DEV Community

Cover image for Thoughts about Docker deleting unused images
Ali Sherief
Ali Sherief

Posted on

Thoughts about Docker deleting unused images

If you haven't heard already, Docker is planning to delete unused images. They have changed their Terms of Service to delete images on Docker Hub if nobody has used them for at least 6 months, and the uploader is using the Free plan. Of the 15 petabytes of container images hosted on Docker Hub, 4.5 petabytes of that are inactive containers.
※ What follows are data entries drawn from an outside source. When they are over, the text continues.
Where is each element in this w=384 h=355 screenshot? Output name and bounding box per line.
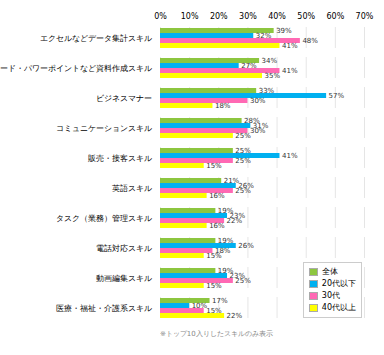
svg-text:30%: 30% <box>250 97 266 105</box>
svg-text:26%: 26% <box>238 242 254 250</box>
svg-text:タスク（業務）管理スキル: タスク（業務）管理スキル <box>56 214 152 223</box>
svg-text:18%: 18% <box>215 247 231 256</box>
html-text:40代以上: 40代以上 <box>321 303 356 312</box>
svg-text:33%: 33% <box>259 87 275 95</box>
svg-text:22%: 22% <box>227 217 243 225</box>
html-text:30代: 30代 <box>321 291 340 300</box>
svg-text:ビジネスマナー: ビジネスマナー <box>96 94 152 103</box>
svg-text:電話対応スキル: 電話対応スキル <box>96 244 152 253</box>
svg-text:40%: 40% <box>268 12 286 21</box>
svg-text:医療・福祉・介護系スキル: 医療・福祉・介護系スキル <box>56 304 152 313</box>
svg-text:18%: 18% <box>215 102 231 110</box>
svg-text:31%: 31% <box>252 122 269 131</box>
svg-text:30%: 30% <box>250 127 266 135</box>
svg-text:25%: 25% <box>235 187 251 195</box>
svg-text:15%: 15% <box>206 307 222 315</box>
svg-text:35%: 35% <box>265 72 281 80</box>
html-text:20代以下: 20代以下 <box>321 279 356 288</box>
svg-text:22%: 22% <box>227 312 243 320</box>
svg-text:21%: 21% <box>224 177 240 185</box>
svg-text:41%: 41% <box>282 42 298 50</box>
svg-text:23%: 23% <box>229 212 246 221</box>
html-text:※トップ10入りしたスキルのみ表示: ※トップ10入りしたスキルのみ表示 <box>160 330 273 338</box>
svg-text:販売・接客スキル: 販売・接客スキル <box>88 154 152 163</box>
svg-text:57%: 57% <box>329 92 345 100</box>
svg-text:19%: 19% <box>217 267 234 276</box>
svg-text:17%: 17% <box>212 297 228 305</box>
svg-text:15%: 15% <box>206 162 222 170</box>
svg-text:0%: 0% <box>154 12 167 21</box>
svg-text:英語スキル: 英語スキル <box>112 184 152 193</box>
svg-text:25%: 25% <box>235 157 251 165</box>
svg-text:16%: 16% <box>209 192 225 200</box>
html-text:全体: 全体 <box>321 267 338 276</box>
svg-text:50%: 50% <box>297 12 315 21</box>
svg-text:30%: 30% <box>239 12 257 21</box>
svg-text:15%: 15% <box>206 252 222 260</box>
svg-text:41%: 41% <box>282 67 298 75</box>
svg-text:10%: 10% <box>181 12 199 21</box>
svg-text:48%: 48% <box>302 37 318 45</box>
svg-text:25%: 25% <box>235 132 251 140</box>
svg-text:10%: 10% <box>192 302 208 310</box>
svg-text:26%: 26% <box>238 182 254 191</box>
svg-text:動画編集スキル: 動画編集スキル <box>96 274 152 283</box>
svg-text:19%: 19% <box>218 237 234 245</box>
svg-text:20%: 20% <box>210 12 228 21</box>
svg-text:34%: 34% <box>262 57 278 65</box>
svg-text:エクセルなどデータ集計スキル: エクセルなどデータ集計スキル <box>40 34 152 43</box>
svg-text:70%: 70% <box>356 12 374 21</box>
svg-text:コミュニケーションスキル: コミュニケーションスキル <box>56 124 152 133</box>
svg-text:25%: 25% <box>235 147 251 155</box>
svg-text:60%: 60% <box>326 12 344 21</box>
svg-text:23%: 23% <box>229 272 246 281</box>
svg-text:27%: 27% <box>241 62 257 70</box>
svg-text:32%: 32% <box>256 32 272 40</box>
svg-text:16%: 16% <box>209 222 225 230</box>
svg-text:39%: 39% <box>276 27 292 35</box>
svg-text:28%: 28% <box>244 117 260 126</box>
svg-text:41%: 41% <box>282 152 298 160</box>
svg-text:15%: 15% <box>206 282 222 290</box>
svg-text:ワード・パワーポイントなど資料作成スキル: ワード・パワーポイントなど資料作成スキル <box>0 64 152 73</box>
svg-text:19%: 19% <box>217 207 234 216</box>
svg-text:25%: 25% <box>235 277 251 285</box>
All of this is set to happen on November 1, 2 months from now.

This is the FAQ from Docker about resource consumption, if you want to read the official statement.
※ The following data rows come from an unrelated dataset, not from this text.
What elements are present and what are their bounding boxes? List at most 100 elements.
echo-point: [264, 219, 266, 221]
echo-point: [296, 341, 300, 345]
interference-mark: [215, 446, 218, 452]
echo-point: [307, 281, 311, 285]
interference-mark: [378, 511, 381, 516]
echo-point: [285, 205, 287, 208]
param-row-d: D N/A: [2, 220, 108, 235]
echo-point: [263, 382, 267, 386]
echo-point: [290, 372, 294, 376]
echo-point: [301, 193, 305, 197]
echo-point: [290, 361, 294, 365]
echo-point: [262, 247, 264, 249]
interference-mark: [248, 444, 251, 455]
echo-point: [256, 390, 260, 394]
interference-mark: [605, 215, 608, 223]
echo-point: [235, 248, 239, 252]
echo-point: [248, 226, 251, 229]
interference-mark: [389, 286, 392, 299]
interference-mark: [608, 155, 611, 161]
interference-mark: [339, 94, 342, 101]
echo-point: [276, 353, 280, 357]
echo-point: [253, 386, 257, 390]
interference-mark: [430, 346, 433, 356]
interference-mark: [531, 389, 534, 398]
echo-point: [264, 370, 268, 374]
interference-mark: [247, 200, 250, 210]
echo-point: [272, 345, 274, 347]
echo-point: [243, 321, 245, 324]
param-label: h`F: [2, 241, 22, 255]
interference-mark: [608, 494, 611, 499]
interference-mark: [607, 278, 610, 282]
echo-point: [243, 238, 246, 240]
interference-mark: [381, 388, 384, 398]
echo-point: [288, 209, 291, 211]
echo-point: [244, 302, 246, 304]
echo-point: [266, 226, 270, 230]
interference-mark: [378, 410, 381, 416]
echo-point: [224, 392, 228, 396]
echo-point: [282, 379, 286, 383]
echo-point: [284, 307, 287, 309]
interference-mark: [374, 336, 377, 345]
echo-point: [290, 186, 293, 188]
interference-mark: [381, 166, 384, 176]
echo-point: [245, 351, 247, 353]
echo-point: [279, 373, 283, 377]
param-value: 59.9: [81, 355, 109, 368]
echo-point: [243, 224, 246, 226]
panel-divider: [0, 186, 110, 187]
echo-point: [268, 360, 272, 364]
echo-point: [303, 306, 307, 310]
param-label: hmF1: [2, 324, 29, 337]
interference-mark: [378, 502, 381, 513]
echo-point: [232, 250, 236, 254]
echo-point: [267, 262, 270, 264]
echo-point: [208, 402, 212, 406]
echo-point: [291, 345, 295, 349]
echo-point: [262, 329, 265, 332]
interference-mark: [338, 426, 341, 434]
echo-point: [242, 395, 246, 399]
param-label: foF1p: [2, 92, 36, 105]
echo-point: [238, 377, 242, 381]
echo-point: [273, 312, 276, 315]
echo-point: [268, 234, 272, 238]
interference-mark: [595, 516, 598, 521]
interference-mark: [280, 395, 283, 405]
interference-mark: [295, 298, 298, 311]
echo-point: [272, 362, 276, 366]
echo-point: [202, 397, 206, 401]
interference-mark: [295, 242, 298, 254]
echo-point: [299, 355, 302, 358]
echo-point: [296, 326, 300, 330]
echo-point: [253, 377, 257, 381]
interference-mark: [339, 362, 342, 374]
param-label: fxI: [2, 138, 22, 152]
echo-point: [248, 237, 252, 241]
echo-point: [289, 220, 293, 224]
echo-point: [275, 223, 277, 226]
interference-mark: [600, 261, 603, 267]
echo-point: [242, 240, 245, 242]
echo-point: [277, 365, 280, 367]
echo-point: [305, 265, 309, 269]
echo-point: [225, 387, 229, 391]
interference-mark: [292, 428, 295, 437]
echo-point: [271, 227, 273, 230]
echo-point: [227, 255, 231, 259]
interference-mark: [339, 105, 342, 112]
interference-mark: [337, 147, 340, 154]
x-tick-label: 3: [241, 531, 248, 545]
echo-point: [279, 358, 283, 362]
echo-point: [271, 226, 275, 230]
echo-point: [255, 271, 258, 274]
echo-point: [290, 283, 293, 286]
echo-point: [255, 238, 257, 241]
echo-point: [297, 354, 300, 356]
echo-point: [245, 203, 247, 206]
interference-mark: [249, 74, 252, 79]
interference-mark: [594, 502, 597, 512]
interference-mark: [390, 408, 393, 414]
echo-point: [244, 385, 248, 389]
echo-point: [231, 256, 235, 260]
I believe Docker is trying to save money on operational costs by making this move, but this has implications for not only the people who own the inactive containers but don't want to pay up for a Docker plan, but also for the users who might find the containers online. Some of these images are indeed very valuable and can't be recreated easily, but the bigger problem, in my opinion, is If you want to share images, how will you do that without worrying about them getting deleted? That is the central question I will try to address here.

Option 1: Buy a paid plan

This may not be the most attractive option, but hey, it works. You get the other perks of a paid plan, and it immortalizes your images, at least until you stop paying and they become inactive again.

Option 2: Github Packages

I think this is the most reasonable alternative. Github Packages is fairly new, having been launched last year, that lets you publish any kind of release on it. It's not like publishing code on a repository, these are live bundles that are ready to be installed and used, the kind that are submitted to Rubygems and NPM. Natually this also extends to container images, so you can use Github Packages as a way to publish your packages, publicly and privately.

Packages

You can skip deploying to Docker Hub altogether and make the docker command send packages directly to Github Packages. That way you won't have to worry about losing your packages to inactivity.
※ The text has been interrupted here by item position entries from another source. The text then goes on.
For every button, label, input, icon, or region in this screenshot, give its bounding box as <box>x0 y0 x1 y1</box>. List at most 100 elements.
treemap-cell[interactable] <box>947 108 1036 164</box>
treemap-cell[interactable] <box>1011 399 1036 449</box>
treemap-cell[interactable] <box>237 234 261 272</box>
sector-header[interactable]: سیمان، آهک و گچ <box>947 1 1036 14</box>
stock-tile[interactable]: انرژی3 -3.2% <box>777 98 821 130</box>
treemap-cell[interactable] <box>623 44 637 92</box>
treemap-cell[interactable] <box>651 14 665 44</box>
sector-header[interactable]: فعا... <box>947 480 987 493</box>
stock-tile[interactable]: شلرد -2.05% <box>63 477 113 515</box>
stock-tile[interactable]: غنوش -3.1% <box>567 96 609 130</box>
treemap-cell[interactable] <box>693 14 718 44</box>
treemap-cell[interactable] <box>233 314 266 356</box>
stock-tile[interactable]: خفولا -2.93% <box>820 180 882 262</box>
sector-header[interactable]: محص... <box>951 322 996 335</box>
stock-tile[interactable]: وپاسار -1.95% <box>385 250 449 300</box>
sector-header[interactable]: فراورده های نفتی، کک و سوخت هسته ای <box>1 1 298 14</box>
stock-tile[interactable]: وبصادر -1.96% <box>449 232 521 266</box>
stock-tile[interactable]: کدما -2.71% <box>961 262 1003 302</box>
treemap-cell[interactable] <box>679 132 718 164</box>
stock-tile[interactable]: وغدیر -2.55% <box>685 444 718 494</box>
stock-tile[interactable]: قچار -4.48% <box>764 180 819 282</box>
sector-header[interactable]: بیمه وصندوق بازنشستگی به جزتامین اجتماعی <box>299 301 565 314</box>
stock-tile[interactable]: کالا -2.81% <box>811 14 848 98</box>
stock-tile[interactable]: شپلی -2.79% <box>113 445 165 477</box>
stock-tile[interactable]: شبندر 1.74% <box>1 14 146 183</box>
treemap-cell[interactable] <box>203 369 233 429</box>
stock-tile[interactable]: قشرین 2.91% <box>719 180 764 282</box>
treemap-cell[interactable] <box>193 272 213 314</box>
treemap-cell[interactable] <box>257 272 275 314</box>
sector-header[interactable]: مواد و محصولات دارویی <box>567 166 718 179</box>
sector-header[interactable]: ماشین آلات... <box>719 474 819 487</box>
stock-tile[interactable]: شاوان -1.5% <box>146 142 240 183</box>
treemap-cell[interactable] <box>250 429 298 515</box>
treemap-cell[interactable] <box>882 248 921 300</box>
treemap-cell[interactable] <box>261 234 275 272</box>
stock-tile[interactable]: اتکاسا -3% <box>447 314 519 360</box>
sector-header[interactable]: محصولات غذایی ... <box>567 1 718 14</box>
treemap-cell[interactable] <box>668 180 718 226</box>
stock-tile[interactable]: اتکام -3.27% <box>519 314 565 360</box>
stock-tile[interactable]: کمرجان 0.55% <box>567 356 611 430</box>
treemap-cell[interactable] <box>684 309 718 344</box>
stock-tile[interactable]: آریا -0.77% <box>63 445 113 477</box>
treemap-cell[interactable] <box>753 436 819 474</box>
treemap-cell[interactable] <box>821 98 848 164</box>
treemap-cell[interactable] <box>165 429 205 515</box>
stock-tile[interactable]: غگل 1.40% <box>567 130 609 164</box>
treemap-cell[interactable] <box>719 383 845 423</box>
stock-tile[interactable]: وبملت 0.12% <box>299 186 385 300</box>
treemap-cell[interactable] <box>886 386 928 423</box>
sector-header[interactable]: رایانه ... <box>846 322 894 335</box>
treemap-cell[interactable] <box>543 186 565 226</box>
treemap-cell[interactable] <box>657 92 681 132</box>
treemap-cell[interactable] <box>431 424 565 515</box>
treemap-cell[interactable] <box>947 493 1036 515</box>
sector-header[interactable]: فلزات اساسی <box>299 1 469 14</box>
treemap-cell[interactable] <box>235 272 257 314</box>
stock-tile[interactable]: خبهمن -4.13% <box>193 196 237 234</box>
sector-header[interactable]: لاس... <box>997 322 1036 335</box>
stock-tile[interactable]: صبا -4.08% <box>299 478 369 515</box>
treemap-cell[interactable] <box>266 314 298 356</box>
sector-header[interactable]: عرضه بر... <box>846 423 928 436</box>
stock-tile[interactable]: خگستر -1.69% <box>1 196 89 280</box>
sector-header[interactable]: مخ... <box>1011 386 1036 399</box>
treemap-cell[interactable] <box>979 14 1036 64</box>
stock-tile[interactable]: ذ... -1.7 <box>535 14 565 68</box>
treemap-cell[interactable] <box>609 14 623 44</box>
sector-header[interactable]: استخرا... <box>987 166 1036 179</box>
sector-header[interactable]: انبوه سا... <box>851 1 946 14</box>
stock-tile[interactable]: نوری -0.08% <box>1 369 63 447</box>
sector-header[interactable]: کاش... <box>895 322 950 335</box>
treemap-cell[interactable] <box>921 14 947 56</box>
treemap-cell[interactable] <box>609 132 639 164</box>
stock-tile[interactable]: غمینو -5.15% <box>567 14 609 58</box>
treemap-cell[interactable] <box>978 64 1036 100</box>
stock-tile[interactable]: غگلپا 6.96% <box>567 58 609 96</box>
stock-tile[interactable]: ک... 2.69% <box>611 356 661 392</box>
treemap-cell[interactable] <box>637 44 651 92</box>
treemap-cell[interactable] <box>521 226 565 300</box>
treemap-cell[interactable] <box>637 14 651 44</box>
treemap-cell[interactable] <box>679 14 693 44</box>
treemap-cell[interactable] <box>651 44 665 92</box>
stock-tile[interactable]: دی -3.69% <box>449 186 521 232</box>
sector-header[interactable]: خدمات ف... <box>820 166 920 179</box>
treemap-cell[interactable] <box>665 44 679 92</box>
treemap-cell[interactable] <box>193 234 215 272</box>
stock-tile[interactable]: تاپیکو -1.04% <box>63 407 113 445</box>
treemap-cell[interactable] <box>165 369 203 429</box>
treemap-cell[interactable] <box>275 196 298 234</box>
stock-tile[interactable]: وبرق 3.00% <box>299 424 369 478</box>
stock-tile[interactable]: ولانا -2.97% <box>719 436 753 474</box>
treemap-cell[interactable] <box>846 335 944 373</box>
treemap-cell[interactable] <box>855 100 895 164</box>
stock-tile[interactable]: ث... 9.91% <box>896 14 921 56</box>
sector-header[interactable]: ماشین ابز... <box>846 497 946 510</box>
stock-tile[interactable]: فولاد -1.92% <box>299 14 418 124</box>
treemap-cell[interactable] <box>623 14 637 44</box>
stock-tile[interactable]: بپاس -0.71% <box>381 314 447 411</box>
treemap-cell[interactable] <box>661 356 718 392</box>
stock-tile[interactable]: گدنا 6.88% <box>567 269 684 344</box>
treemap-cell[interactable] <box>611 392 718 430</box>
This workflow publishes solely to Github Packages:

name: Publish Docker image
on:
  release:
    types: [published]
jobs:
  push_to_registries:
    name: Push Docker image to Github Packages
    runs-on: ubuntu-latest
    steps:
      - name: Check out the repo
        uses: actions/checkout@v2
      - name: Push to GitHub Packages
        uses: docker/build-push-action@v1
        with:
          username: ${{ github.actor }}
          password: ${{ secrets.GITHUB_TOKEN }}
          registry: docker.pkg.github.com
          repository: my-org/my-repo/my-image
          tag_with_ref: true
Enter fullscreen mode Exit fullscreen mode

This workflow publishes to both Github Packages and Docker Hub, and you'll probably benefit from having your images in both place during this transition period.

name: Publish Docker image
on:
  release:
    types: [published]
jobs:
  push_to_registries:
    name: Push Docker image to multiple registries
    runs-on: ubuntu-latest
    steps:
      - name: Check out the repo
        uses: actions/checkout@v2
      - name: Push to Docker Hub
        uses: docker/build-push-action@v1
        with:
          username: ${{ secrets.DOCKER_USERNAME }}
          password: ${{ secrets.DOCKER_PASSWORD }}
          repository: my-docker-hub-namespace/my-docker-hub-repository
          tag_with_ref: true
      - name: Push to GitHub Packages
        uses: docker/build-push-action@v1
        with:
          username: ${{ github.actor }}
          password: ${{ secrets.GITHUB_TOKEN }}
          registry: docker.pkg.github.com
          repository: my-org/my-repo/my-image
          tag_with_ref: true
Enter fullscreen mode Exit fullscreen mode

A little caution

Github Packages is a new service, and it's only keeping packages around forever because not many people have dumped containers on it yet. As soon as it overflows with petabytes of packages however, then Github might decide to purge inactive packages too if they are running out of space. But you don't need to worry about this, for the foreseeable future.

Then again, Github is owned by Microsoft so they could just make use of free Azure storage from them.

After all, Docker Hub also started off small like that with unlimited retention, until it grew into the large state it is today. So although storage space is advertised as unlimited to us, eventually, people run out of space behind the scenes.